И, решившись ехать, Воробушкин поверил приятелю и не только в цвет полевой, но и в безмятежие жития качановского.
"Нашелся-таки уголок, - думал Павел Герасимович, - есть место и среди пожара нашего, где про войну забыли!"
А потом спохватился:
"Да не шутит ли Михаил-то Петрович? Да и в самом деле, есть ли на русской земле хоть один человек, который о войне не помнит, и есть ли такое место на земле, где о войне не слышно, разве что на кладбище?"
И, отчаявшись в сне, под звон железа, досадовал:
"Ишь, куда заманивает!"
Но скоро и передосадовал.
Щелин, кроме того, что жундел, т. е. был невообразимо говорлив, Щелин еще и чудил: ведь это он построил у себя, в качановском саду, капкан вроде такой калитки вертящейся - как попадешь, а попадешь непременно, потому что уж очень у заманчивого места в уединении воздвигнута была эта самая калитка, и уж сколько ни бейся, а без посторонней помощи, а стало быть, и огласки, нипочем не выскочишь!

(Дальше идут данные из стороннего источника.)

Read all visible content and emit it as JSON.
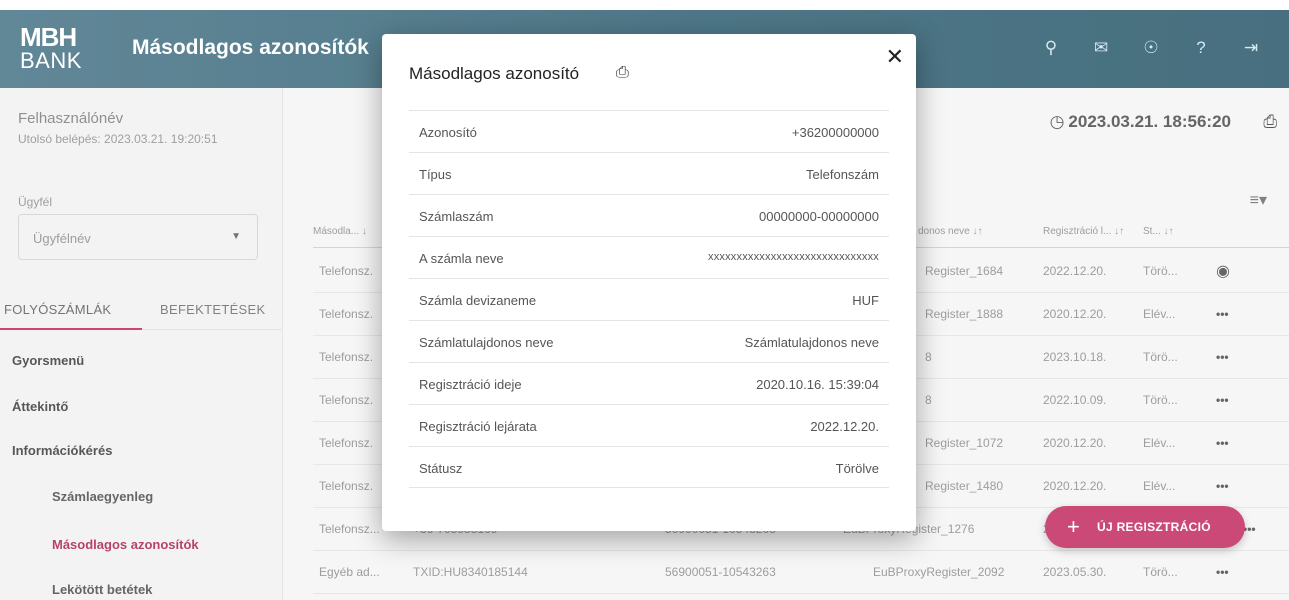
{
  "header": {
    "logo_line1": "MBH",
    "logo_line2": "BANK",
    "title": "Másodlagos azonosítók",
    "icons": [
      "search-icon",
      "mail-icon",
      "globe-icon",
      "help-icon",
      "logout-icon"
    ]
  },
  "sidebar": {
    "username": "Felhasználónév",
    "last_login": "Utolsó belépés: 2023.03.21. 19:20:51",
    "client_label": "Ügyfél",
    "client_value": "Ügyfélnév",
    "tabs": [
      "FOLYÓSZÁMLÁK",
      "BEFEKTETÉSEK"
    ],
    "menu": [
      {
        "label": "Gyorsmenü"
      },
      {
        "label": "Áttekintő"
      },
      {
        "label": "Információkérés"
      },
      {
        "label": "Számlaegyenleg"
      },
      {
        "label": "Másodlagos azonosítók"
      },
      {
        "label": "Lekötött betétek"
      }
    ]
  },
  "main": {
    "datetime": "2023.03.21. 18:56:20",
    "columns": [
      "Másodla... ↓",
      "donos neve ↓↑",
      "Regisztráció l... ↓↑",
      "St... ↓↑"
    ],
    "rows": [
      {
        "type": "Telefonsz.",
        "id": "",
        "account": "",
        "owner": "Register_1684",
        "date": "2022.12.20.",
        "status": "Törö...",
        "action": "eye"
      },
      {
        "type": "Telefonsz.",
        "id": "",
        "account": "",
        "owner": "Register_1888",
        "date": "2020.12.20.",
        "status": "Elév...",
        "action": "•••"
      },
      {
        "type": "Telefonsz.",
        "id": "",
        "account": "",
        "owner": "8",
        "date": "2023.10.18.",
        "status": "Törö...",
        "action": "•••"
      },
      {
        "type": "Telefonsz.",
        "id": "",
        "account": "",
        "owner": "8",
        "date": "2022.10.09.",
        "status": "Törö...",
        "action": "•••"
      },
      {
        "type": "Telefonsz.",
        "id": "",
        "account": "",
        "owner": "Register_1072",
        "date": "2020.12.20.",
        "status": "Elév...",
        "action": "•••"
      },
      {
        "type": "Telefonsz.",
        "id": "",
        "account": "",
        "owner": "Register_1480",
        "date": "2020.12.20.",
        "status": "Elév...",
        "action": "•••"
      },
      {
        "type": "Telefonsz...",
        "id": "+36-705958169",
        "account": "56900051-10543263",
        "owner": "EuBProxyRegister_1276",
        "date": "2",
        "status": "",
        "action": "•••"
      },
      {
        "type": "Egyéb ad...",
        "id": "TXID:HU8340185144",
        "account": "56900051-10543263",
        "owner": "EuBProxyRegister_2092",
        "date": "2023.05.30.",
        "status": "Törö...",
        "action": "•••"
      }
    ],
    "fab_label": "ÚJ REGISZTRÁCIÓ"
  },
  "modal": {
    "title": "Másodlagos azonosító",
    "fields": [
      {
        "label": "Azonosító",
        "value": "+36200000000"
      },
      {
        "label": "Típus",
        "value": "Telefonszám"
      },
      {
        "label": "Számlaszám",
        "value": "00000000-00000000"
      },
      {
        "label": "A számla neve",
        "value": "xxxxxxxxxxxxxxxxxxxxxxxxxxxxxx"
      },
      {
        "label": "Számla devizaneme",
        "value": "HUF"
      },
      {
        "label": "Számlatulajdonos neve",
        "value": "Számlatulajdonos neve"
      },
      {
        "label": "Regisztráció ideje",
        "value": "2020.10.16. 15:39:04"
      },
      {
        "label": "Regisztráció lejárata",
        "value": "2022.12.20."
      },
      {
        "label": "Státusz",
        "value": "Törölve"
      }
    ]
  },
  "colors": {
    "header": "#27596d",
    "accent": "#c0225a",
    "active_nav": "#a8184d"
  }
}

Конечно, чудак, и обижаться, досадовать - просто грешно.
И, передосадовав, на краткий час забылся Павел Герасимович, и снилось ему, будто сидит он с Щелиным в Качанах - с Михаилом Петровичем и Марьей Сергеевной и едят раков: у него две раковые шейки в руках, а Щелины рачьи ножки сосут. И отдал он свои раковые шейки по шейке каждому - одну Михаилу Петровичу, другую Марье Сергеевне, и остался у него рыбий хвост, и вдруг пришла прачка и принесла узел с грязным бельем обратно.
С тем и проснулся.
На следующий день Воробушкин, за день окончательно решившись покинуть свою Дегтярную, взял билет и стал понемногу укладываться. Еще через день дал телеграмму в Качаны. А в субботу вечером, Господи благослови, пустился в путь.
Неужто ж через какие сутки - и это правда! - попадет он в такое место, на такую землю земли русской, - где так хорошо, что и в войну перестали верить?